Reputation: 13208
I was trying to setup Amazon SQS for Celery and I have the below configuration:
BROKER_BACKEND = "SQS"
BROKER_TRANSPORT_OPTIONS = {
'region': 'us-east-1',
}
AWS_ACCESS_KEY_ID = # access id
AWS_SECRET_ACCESS_KEY = # secret access key
os.environ.setdefault("AWS_ACCESS_KEY_ID", AWS_ACCESS_KEY_ID)
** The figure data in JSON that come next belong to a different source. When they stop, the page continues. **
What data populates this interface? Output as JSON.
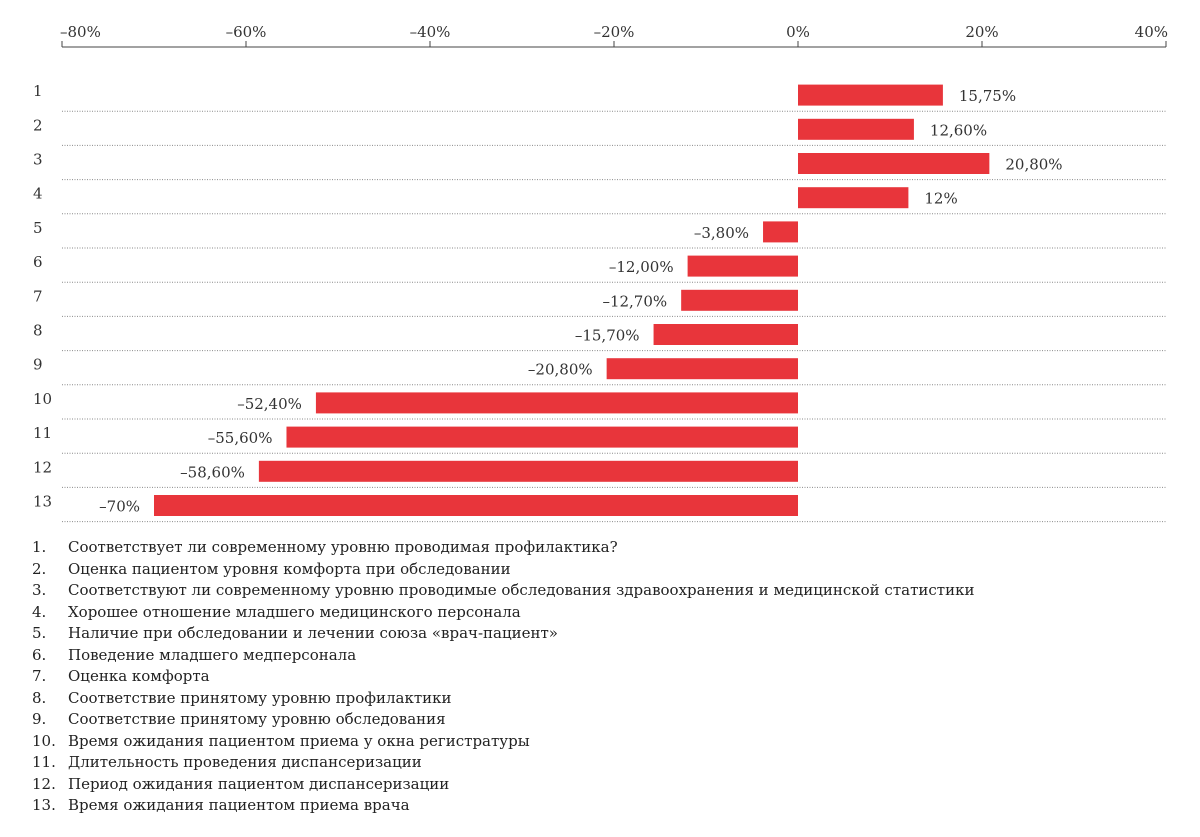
{
  "chart_data": {
    "type": "bar",
    "orientation": "horizontal",
    "categories": [
      "1",
      "2",
      "3",
      "4",
      "5",
      "6",
      "7",
      "8",
      "9",
      "10",
      "11",
      "12",
      "13"
    ],
    "values": [
      15.75,
      12.6,
      20.8,
      12,
      -3.8,
      -12.0,
      -12.7,
      -15.7,
      -20.8,
      -52.4,
      -55.6,
      -58.6,
      -70
    ],
    "data_labels": [
      "15,75%",
      "12,60%",
      "20,80%",
      "12%",
      "–3,80%",
      "–12,00%",
      "–12,70%",
      "–15,70%",
      "–20,80%",
      "–52,40%",
      "–55,60%",
      "–58,60%",
      "–70%"
    ],
    "xlim": [
      -80,
      40
    ],
    "x_ticks": [
      -80,
      -60,
      -40,
      -20,
      0,
      20,
      40
    ],
    "x_tick_labels": [
      "–80%",
      "–60%",
      "–40%",
      "–20%",
      "0%",
      "20%",
      "40%"
    ],
    "x_axis_position": "top",
    "bar_color": "#e8353b",
    "grid": "dotted horizontal separators between rows",
    "legend": [
      "Соответствует ли современному уровню проводимая профилактика?",
      "Оценка пациентом уровня комфорта при обследовании",
      "Соответствуют ли современному уровню проводимые обследования здравоохранения и медицинской статистики",
      "Хорошее отношение младшего медицинского персонала",
      "Наличие при обследовании и лечении союза «врач-пациент»",
      "Поведение младшего медперсонала",
      "Оценка комфорта",
      "Соответствие принятому уровню профилактики",
      "Соответствие принятому уровню обследования",
      "Время ожидания пациентом приема у окна регистратуры",
      "Длительность проведения диспансеризации",
      "Период ожидания пациентом диспансеризации",
      "Время ожидания пациентом приема врача"
    ],
    "legend_placement": "bottom"
  }
}
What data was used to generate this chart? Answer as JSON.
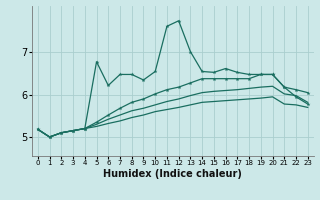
{
  "xlabel": "Humidex (Indice chaleur)",
  "ylabel": "",
  "bg_color": "#cce8e8",
  "grid_color": "#aacece",
  "line_color": "#1a6e60",
  "x_values": [
    0,
    1,
    2,
    3,
    4,
    5,
    6,
    7,
    8,
    9,
    10,
    11,
    12,
    13,
    14,
    15,
    16,
    17,
    18,
    19,
    20,
    21,
    22,
    23
  ],
  "line1_y": [
    5.18,
    5.0,
    5.1,
    5.15,
    5.2,
    6.78,
    6.22,
    6.48,
    6.48,
    6.35,
    6.55,
    7.62,
    7.75,
    7.02,
    6.55,
    6.53,
    6.62,
    6.53,
    6.48,
    6.48,
    6.48,
    6.18,
    5.95,
    5.78
  ],
  "line2_y": [
    5.18,
    5.0,
    5.1,
    5.15,
    5.2,
    5.35,
    5.52,
    5.68,
    5.82,
    5.9,
    6.02,
    6.12,
    6.18,
    6.28,
    6.38,
    6.38,
    6.38,
    6.38,
    6.38,
    6.48,
    6.48,
    6.18,
    6.12,
    6.05
  ],
  "line3_y": [
    5.18,
    5.0,
    5.1,
    5.15,
    5.2,
    5.3,
    5.42,
    5.52,
    5.62,
    5.68,
    5.76,
    5.84,
    5.9,
    5.98,
    6.05,
    6.08,
    6.1,
    6.12,
    6.15,
    6.18,
    6.2,
    6.02,
    5.98,
    5.82
  ],
  "line4_y": [
    5.18,
    5.0,
    5.1,
    5.15,
    5.2,
    5.25,
    5.32,
    5.38,
    5.46,
    5.52,
    5.6,
    5.65,
    5.7,
    5.76,
    5.82,
    5.84,
    5.86,
    5.88,
    5.9,
    5.92,
    5.95,
    5.78,
    5.76,
    5.7
  ],
  "ylim": [
    4.55,
    8.1
  ],
  "yticks": [
    5,
    6,
    7
  ],
  "xlim": [
    -0.5,
    23.5
  ]
}
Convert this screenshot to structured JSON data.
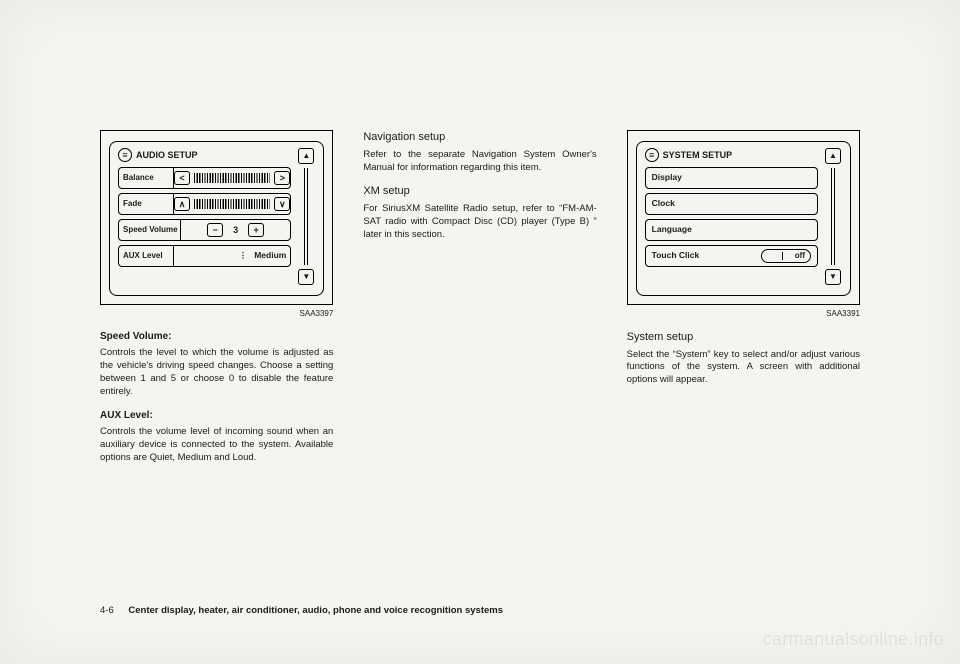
{
  "audio_setup": {
    "title": "AUDIO SETUP",
    "caption": "SAA3397",
    "rows": {
      "balance": {
        "label": "Balance"
      },
      "fade": {
        "label": "Fade"
      },
      "speed_volume": {
        "label": "Speed Volume",
        "value": "3"
      },
      "aux_level": {
        "label": "AUX Level",
        "value": "Medium"
      }
    }
  },
  "system_setup": {
    "title": "SYSTEM SETUP",
    "caption": "SAA3391",
    "rows": {
      "display": "Display",
      "clock": "Clock",
      "language": "Language",
      "touch_click": {
        "label": "Touch Click",
        "value": "off"
      }
    }
  },
  "col1": {
    "h1": "Speed Volume:",
    "p1": "Controls the level to which the volume is adjusted as the vehicle's driving speed changes. Choose a setting between 1 and 5 or choose 0 to disable the feature entirely.",
    "h2": "AUX Level:",
    "p2": "Controls the volume level of incoming sound when an auxiliary device is connected to the system. Available options are Quiet, Medium and Loud."
  },
  "col2": {
    "h1": "Navigation setup",
    "p1": "Refer to the separate Navigation System Owner's Manual for information regarding this item.",
    "h2": "XM setup",
    "p2": "For SiriusXM Satellite Radio setup, refer to “FM-AM-SAT radio with Compact Disc (CD) player (Type B) ” later in this section."
  },
  "col3": {
    "h1": "System setup",
    "p1": "Select the “System” key to select and/or adjust various functions of the system. A screen with additional options will appear."
  },
  "footer": {
    "page_num": "4-6",
    "title": "Center display, heater, air conditioner, audio, phone and voice recognition systems"
  },
  "watermark": "carmanualsonline.info"
}
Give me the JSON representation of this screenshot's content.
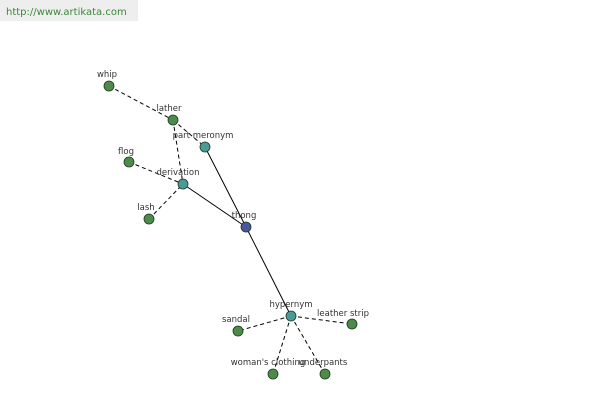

os.environ.setdefault("AWS_SECRET_ACCESS_KEY", AWS_SECRET_ACCESS_KEY)
BROKER_URL = 'sqs://'
CELERY_IMPORTS = ("tasks", )
CELERY_TASK_RESULT_EXPIRES = 300
CELERY_DEFAULT_QUEUE = #queue name
CELERY_DEFAULT_EXCHANGE = CELERY_DEFAULT_QUEUE
CELERY_DEFAULT_EXCHANGE_TYPE = CELERY_DEFAULT_QUEUE
CELERY_DEFAULT_ROUTING_KEY = CELERY_DEFAULT_QUEUE
CELERY_QUEUES = {
CELERY_DEFAULT_QUEUE: {
'exchange': CELERY_DEFAULT_QUEUE,
'binding_key': CELERY_DEFAULT_QUEUE,
}
}
In my SQS configuration on the AWS account, I have a queue with the name written in CELERY_DEFAULT_QUEUE
. When I run this locally, everything works...but for some reason it creates another queue on SQS with the name format <user_id>-celery-pidbox
. Something like this: MyUser-MacBook-Pro-local-celery-pidbox
.
Is this normal? Why would it be creating another queue when I have a queue created with the name specified? Otherwise, its working, not sure if that other queue is required or I missed something? Any help is appreciated, I could not find this in the docs.
EDIT
Turns out this is normal. For some reason django-celery does this, it creates a queue for each box that you have accessing the queue you want to access. They will fix this in a future release. If somebody knows how to fix this temporarily, please let me know, thanks!
Upvotes: 14
Views: 4074
Reputation: 43
If you want to connect the Celery with SQS so you should create an celery app using the below code
from celery import Celery
def make_celery(app):
celery = Celery(
app.import_name,
broker="sqs://",
broker_transport_options={
"queue_name_prefix": "{SERVICE_ENV}-{SERVICE_NAME}-"
},
)
task_base = celery.Task
class ContextTask(task_base):
abstract = True
def __call__(self, *args, **kwargs):
with app.app_context():
return task_base.__call__(self, *args, **kwargs)
celery.Task = ContextTask
return celery
Using this code you will be able to connect the Celery with SQS.
Upvotes: 1
Reputation: 41
You need to set these:
CELERY_ENABLE_REMOTE_CONTROL = False
CELERY_SEND_EVENTS = False
To disable that.
Upvotes: 4
Reputation: 110
This is actually a good behavior so you can monitor which instances (IPs or local names) are accessing your SQS account. It is just one request, so it won't cost you anything.